More support for the development of special school resource centres to support mainstream activities is found in the notes from the "Third Workshop on Training Teachers of the Visually Impaired in Europe". Theme 4 of the workshop addresses special fields of competence and in particular the problem that:
In special schools many different professionals are employed: not only teachers, but also experts in the field of Activities for Daily Living, Orientation and Mobility, Low Vision, subjects like mathematics, geography etc. The special professionals are not always available for Vl children in mainstream schools.
One of the conclusions of the panel considering this issue was:
The provision of these special services should be a shared responsibility of mainstream schools and some external body specially involved with the visually impaired, such as a special school, association of or for the blind and visually impaired, resource centre etc.

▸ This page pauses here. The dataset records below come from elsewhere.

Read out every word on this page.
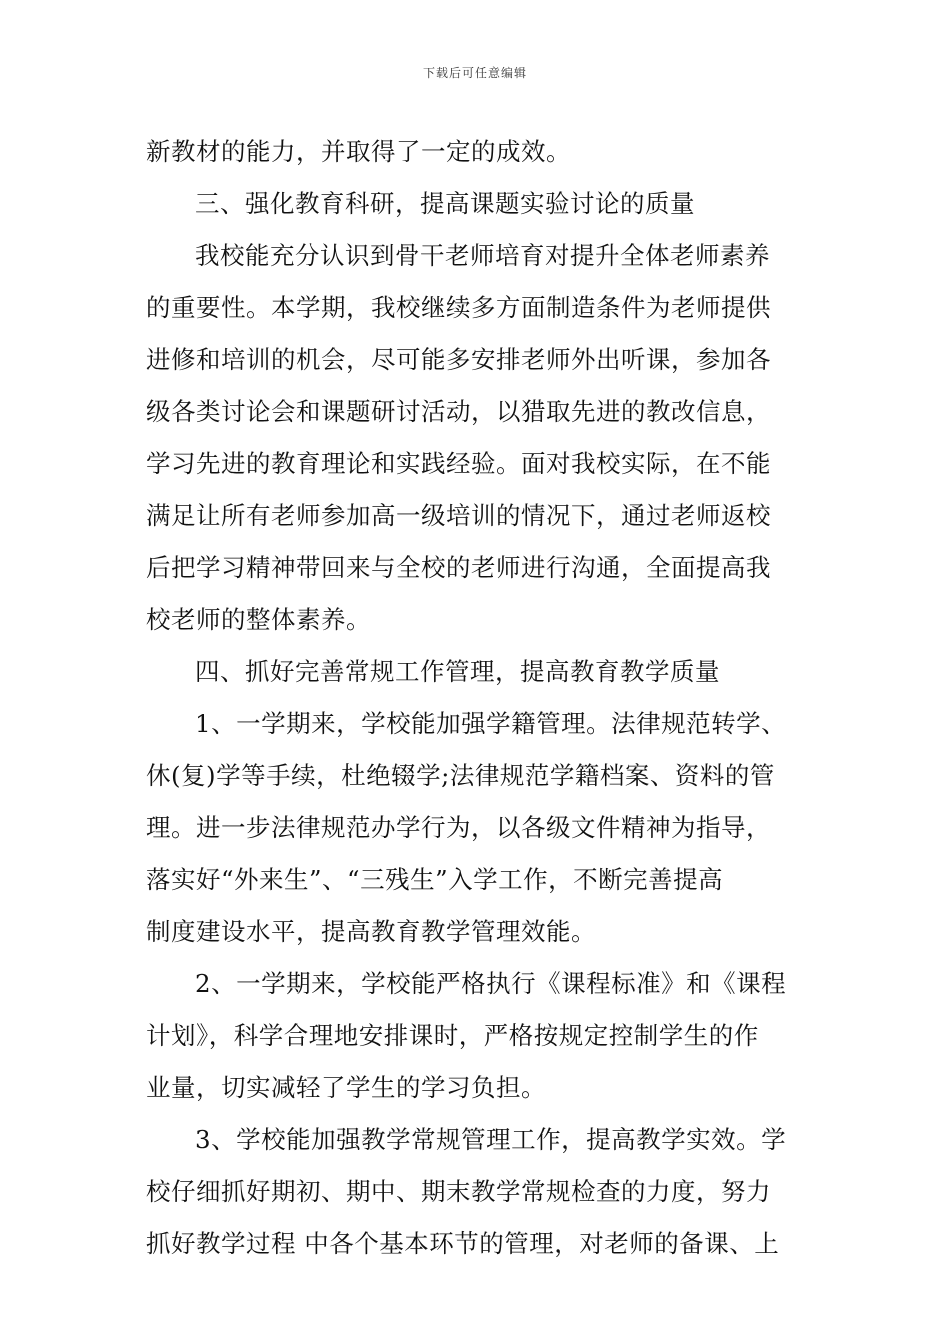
下载后可任意编辑
新教材的能力，并取得了一定的成效。
三、强化教育科研，提高课题实验讨论的质量
我校能充分认识到骨干老师培育对提升全体老师素养
的重要性。本学期，我校继续多方面制造条件为老师提供
进修和培训的机会，尽可能多安排老师外出听课，参加各
级各类讨论会和课题研讨活动，以猎取先进的教改信息，
学习先进的教育理论和实践经验。面对我校实际，在不能
满足让所有老师参加高一级培训的情况下，通过老师返校
后把学习精神带回来与全校的老师进行沟通，全面提高我
校老师的整体素养。
四、抓好完善常规工作管理，提高教育教学质量
1、一学期来，学校能加强学籍管理。法律规范转学、
休(复)学等手续，杜绝辍学;法律规范学籍档案、资料的管
理。进一步法律规范办学行为，以各级文件精神为指导，
落实好“外来生”、“三残生”入学工作，不断完善提高
制度建设水平，提高教育教学管理效能。
2、一学期来，学校能严格执行《课程标准》和《课程
计划》，科学合理地安排课时，严格按规定控制学生的作
业量，切实减轻了学生的学习负担。
3、学校能加强教学常规管理工作，提高教学实效。学
校仔细抓好期初、期中、期末教学常规检查的力度，努力
抓好教学过程 中各个基本环节的管理，对老师的备课、上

Phil Hatlen of the Texas School for the Blind and Visually Impaired argues that, indeed too often in the debate regarding inclusion and special school education, the pendulum has swung between extremes of inclusion versus segregated education. It is, in his opinion, the duty of those responsible for delivering the education service to try and ensure that the pendulum is moved towards the middle where:
- Regardless of placement, all visually impaired children have a qualified teacher of the visually impaired who can meet their special needs.
- The expanded core curriculum needs of visually impaired children are considered when planning educational services.

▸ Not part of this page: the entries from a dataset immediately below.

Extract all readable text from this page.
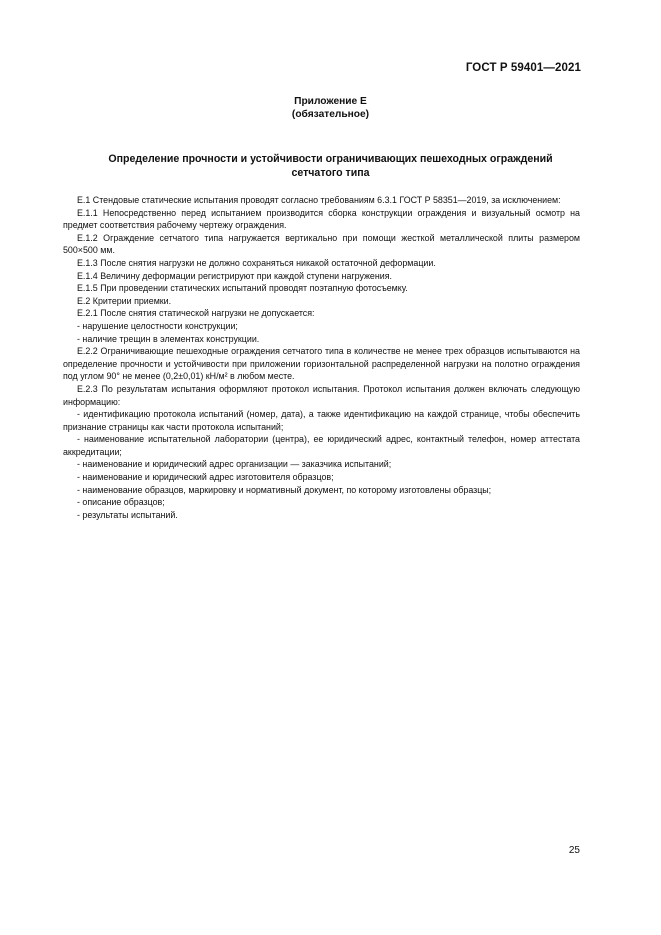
ГОСТ Р 59401—2021
Приложение Е
(обязательное)
Определение прочности и устойчивости ограничивающих пешеходных ограждений
сетчатого типа

Е.1 Стендовые статические испытания проводят согласно требованиям 6.3.1 ГОСТ Р 58351—2019, за исключением:

Е.1.1 Непосредственно перед испытанием производится сборка конструкции ограждения и визуальный осмотр на предмет соответствия рабочему чертежу ограждения.

Е.1.2 Ограждение сетчатого типа нагружается вертикально при помощи жесткой металлической плиты размером 500×500 мм.

Е.1.3 После снятия нагрузки не должно сохраняться никакой остаточной деформации.

Е.1.4 Величину деформации регистрируют при каждой ступени нагружения.

Е.1.5 При проведении статических испытаний проводят поэтапную фотосъемку.

Е.2 Критерии приемки.

Е.2.1 После снятия статической нагрузки не допускается:

- нарушение целостности конструкции;

- наличие трещин в элементах конструкции.

Е.2.2 Ограничивающие пешеходные ограждения сетчатого типа в количестве не менее трех образцов испытываются на определение прочности и устойчивости при приложении горизонтальной распределенной нагрузки на полотно ограждения под углом 90° не менее (0,2±0,01) кН/м² в любом месте.

Е.2.3 По результатам испытания оформляют протокол испытания. Протокол испытания должен включать следующую информацию:

- идентификацию протокола испытаний (номер, дата), а также идентификацию на каждой странице, чтобы обеспечить признание страницы как части протокола испытаний;

- наименование испытательной лаборатории (центра), ее юридический адрес, контактный телефон, номер аттестата аккредитации;

- наименование и юридический адрес организации — заказчика испытаний;

- наименование и юридический адрес изготовителя образцов;

- наименование образцов, маркировку и нормативный документ, по которому изготовлены образцы;

- описание образцов;

- результаты испытаний.

25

In order for this to be achievable it is necessary, in Phil’s opinion, to accept that special schools:
- Are centres for the most experienced, most expert professionals in the education of the visually impaired.
- Schools for the blind should be the hub of educational services for blind and visually impaired children, regardless of where they go to school.
Based on these two principles, it is the responsibility of schools for the blind to share their expertise wherever it is needed. The Texas School meets this responsibility by acting as a statewide resource. Its activities include:
- Summer schools
- Curriculum development
- Teacher preparation
- Short-term classes
- Research and development
- Instructional materials centre
- Public awareness
- Development of statewide standards
Returning to Europe, a recent paper produced by the European Agency for Development of Special Needs Education entitled Special Needs Education in Europe (January 2003) confirms the situation whereby many special schools have taken on a resource centre role and are involved in the:
- provision for training and courses for teachers and other professionals;
- development and dissemination of materials and methods;
- support for mainstream schools and parents;
- short-time or part-time help for individual students;
- support in entering the labour market.
Special schools have a challenging but exciting future. Pupils, regardless of their educational placement, will need support. Many believe that special schools with their expertise and experience are the best places to provide this support - from early intervention programmes, mobile multidisciplinary assessment teams, intensive tuition, curriculum development, teaching and learning materials production centres etc. However, those schools which have moved towards establishing themselves as resource centres still retain a traditional teaching role. They recognise that resource centre staff need to work regularly with children and young people, aged from 3 to 18, even if the pupils only attend the centre on a short-term basis.